Immer noch die beste und zuverlässigste Methode, um technologische oder organisatorische Restriktionen auszuhebeln. Der Mensch bleibt nun einmal das schwächste Glied in der Kette – wenn man ihn nicht ausbildet, informiert und trainiert.

Zudem kann man für “Verhalten” nicht einfach mal ein Patch installieren – wir reden hier von Verhaltensänderung bei Erwachsenen – das erfordert in der Regel viel Zeit und Aufwand. Gewünschtes Verhalten lässt sich nicht durch eine einzelne Mail “herbeikommunizieren”, dazu braucht es deutlich mehr!

In der Studie “IT WIRD KERN DER WERTSCHÖPFUNG. Studie IT-Trends 2022” von Capgemini und auch in anderen Quellen wird angegeben, dass knapp drei Viertel der Befragten mit höheren Ausgaben für die IT rechnen. Schaut man sich das IT-Budget näher an, so handelt es sich aber fast ausschließlich um Investitionen in Technologie und dort um Modernisierung und Absicherung bestehender Systeme und Anwendung sowie Neuentwicklungen oder -implementierung. Sollte das Budget für Cyber-Security-Awareness dort ebenfalls zu finden sein, wird es jedenfalls nicht näher beziffert (oder ist es zu gering, um eine “aktive” Rolle zu spielen?)

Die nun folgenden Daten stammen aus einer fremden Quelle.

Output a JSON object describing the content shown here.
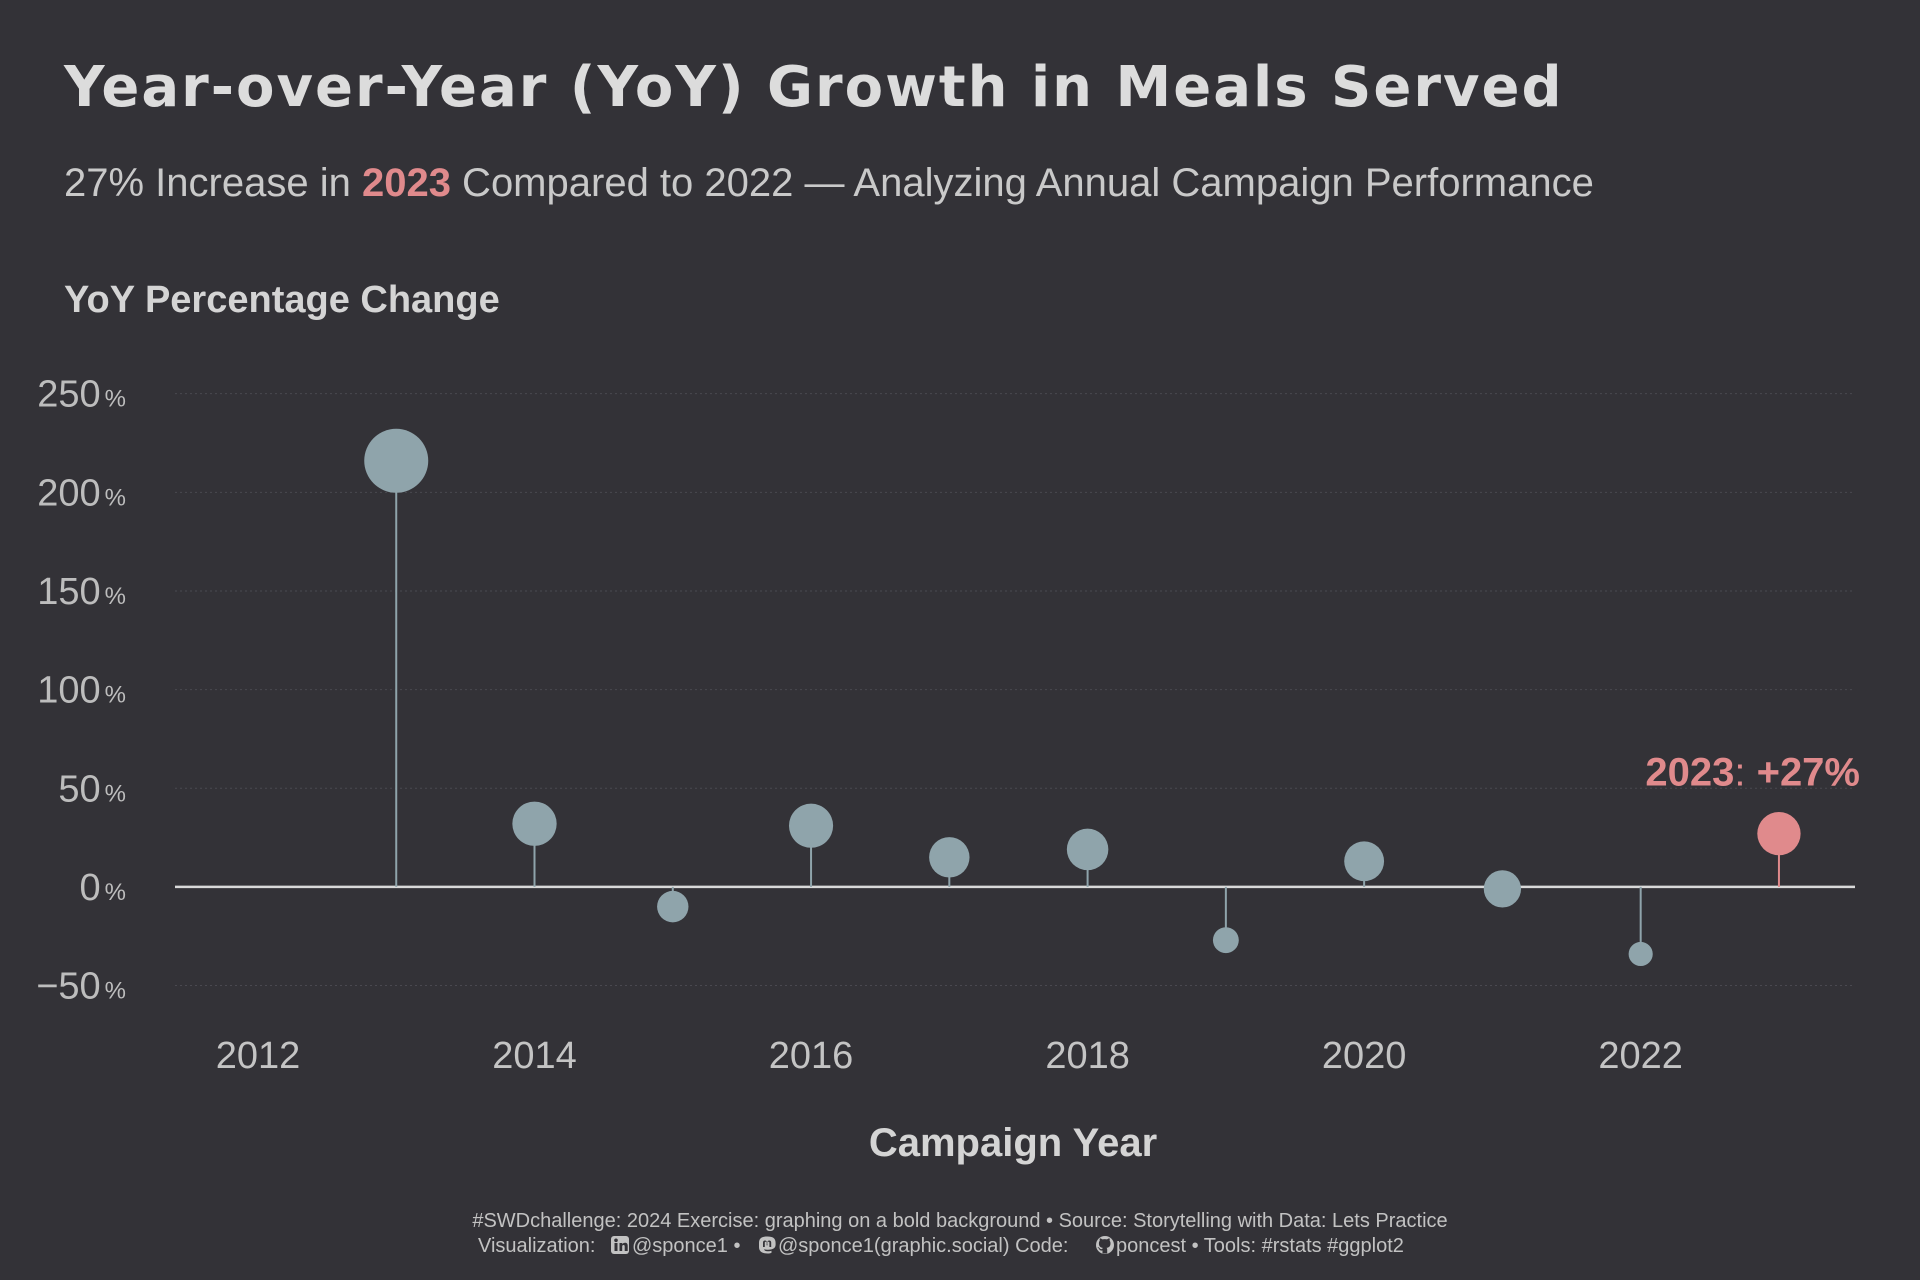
{
  "header": {
    "title": "Year-over-Year (YoY) Growth in Meals Served",
    "subtitle_before": "27% Increase in ",
    "subtitle_highlight": "2023",
    "subtitle_after": " Compared to 2022 — Analyzing Annual Campaign Performance"
  },
  "colors": {
    "background": "#333237",
    "default_point": "#8fa4ab",
    "highlight_point": "#e08a8c",
    "text": "#d9d9d9"
  },
  "chart_data": {
    "type": "scatter",
    "subtype": "lollipop",
    "ylabel": "YoY Percentage Change",
    "xlabel": "Campaign Year",
    "y_ticks": [
      -50,
      0,
      50,
      100,
      150,
      200,
      250
    ],
    "y_tick_unit": "%",
    "x_ticks": [
      2012,
      2014,
      2016,
      2018,
      2020,
      2022
    ],
    "xlim": [
      2011.4,
      2023.55
    ],
    "ylim": [
      -70,
      262
    ],
    "grid": "horizontal dotted",
    "highlight_year": 2023,
    "points": [
      {
        "x": 2013,
        "y": 216
      },
      {
        "x": 2014,
        "y": 32
      },
      {
        "x": 2015,
        "y": -10
      },
      {
        "x": 2016,
        "y": 31
      },
      {
        "x": 2017,
        "y": 15
      },
      {
        "x": 2018,
        "y": 19
      },
      {
        "x": 2019,
        "y": -27
      },
      {
        "x": 2020,
        "y": 13
      },
      {
        "x": 2021,
        "y": -1
      },
      {
        "x": 2022,
        "y": -34
      },
      {
        "x": 2023,
        "y": 27
      }
    ],
    "annotation": {
      "year": "2023",
      "sep": ": ",
      "value": "+27%"
    }
  },
  "caption": {
    "line1": "#SWDchallenge: 2024 Exercise: graphing on a bold background • Source: Storytelling with Data: Lets Practice",
    "line2_visualization": "Visualization:",
    "linkedin_handle": " @sponce1 • ",
    "mastodon_handle": " @sponce1(graphic.social) Code: ",
    "github_handle": " poncest • Tools: #rstats #ggplot2",
    "icons": [
      "linkedin-icon",
      "mastodon-icon",
      "github-icon"
    ]
  }
}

In einer Publikation von Gartner hingegen geben fast 90% der befragten Vorstände an, dass Cyber-Security vielmehr ein Geschäftsrisiko sei, nicht ein reines IT-Thema. Neue Wege müssten gesucht werden, um dieses potenzielle Risiko durch eine veränderte Unternehmenskultur zu verringern.

Wie passen diese beiden Fakten Deiner Ansicht nach zusammen?

Erste Herausforderung: Cyber-Security wird nach wie vor als “Problem der IT” gesehen, deren Instrumentarium aber klassischerweise nicht die nötigen Tools enthält, um Awareness zu erzeugen und Nutzerverhalten zu ändern – was ja nebenbei auch ein Grund für das Scheitern vieler IT-Projekte ist.

Zweite Herausforderung: in der Cyber-Security werden klassischerweise nur “tangible assets” (also Server, Applikationen, Datensätze etc.) betrachtet und im Rahmen des Risikomanagements bewertet. Gegenmaßnahmen werden dann ergriffen, wenn man einen sehr hohen Reifegrad erreicht hat, sogar mittels quantitativem Risikomanagement. Dann kann detailliert ermittelt werden, wie groß ein Risiko aus montärer Sicht ist.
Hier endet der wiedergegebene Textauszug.